Conjoined twins occur once in every 50,000 to 60,000 births when identical twins from a single embryo fail to separate. About 70% are female, and most are stillborn. Only a small percentage are joined at the head, with nearly three-quarters joined at the chest and others at the abdomen or pelvis.

Separation was deemed risky for the Schappell twins, but Lori Schappell told The Associated Press in a 2002 interview at the twins’ apartment in a high-rise seniors complex that she didn’t think such an operation was necessary in any case.

“You don’t mess with what God made, even if it means you enjoy both children for a shorter time,” she said. In the 1997 documentary, George also strongly ruled out the idea of separation, saying, “Why fix what is not broken?”

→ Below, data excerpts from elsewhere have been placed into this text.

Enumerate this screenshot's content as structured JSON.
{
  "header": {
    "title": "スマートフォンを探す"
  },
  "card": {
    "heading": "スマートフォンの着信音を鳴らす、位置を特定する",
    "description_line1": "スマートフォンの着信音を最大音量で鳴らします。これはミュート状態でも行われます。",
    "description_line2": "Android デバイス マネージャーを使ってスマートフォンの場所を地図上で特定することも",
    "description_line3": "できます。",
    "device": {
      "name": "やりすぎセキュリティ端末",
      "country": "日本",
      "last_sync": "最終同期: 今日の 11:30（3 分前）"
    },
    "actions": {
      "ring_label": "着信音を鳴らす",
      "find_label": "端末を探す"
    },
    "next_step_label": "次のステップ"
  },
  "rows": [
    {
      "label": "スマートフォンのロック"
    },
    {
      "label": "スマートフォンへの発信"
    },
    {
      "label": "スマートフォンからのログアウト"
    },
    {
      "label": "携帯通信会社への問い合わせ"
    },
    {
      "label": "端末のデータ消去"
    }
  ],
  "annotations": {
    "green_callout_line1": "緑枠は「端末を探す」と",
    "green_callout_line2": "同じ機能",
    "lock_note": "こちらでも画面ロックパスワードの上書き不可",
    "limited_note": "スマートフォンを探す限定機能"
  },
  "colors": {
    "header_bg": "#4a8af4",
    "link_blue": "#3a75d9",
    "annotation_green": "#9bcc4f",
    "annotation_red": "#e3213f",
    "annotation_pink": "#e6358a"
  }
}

It isn’t immediately clear who will now take the title of oldest living conjoined twins. The oldest ever documented were Ronnie and Donnie Galyon, who died in 2020 at age 68. Eng and Chang Bunker, the 19th century “Siamese Twins” who gained fame as a circus act, lived to be 63.

The Schappell twins’ survivors include their father and six siblings. Private services are planned, the funeral home said.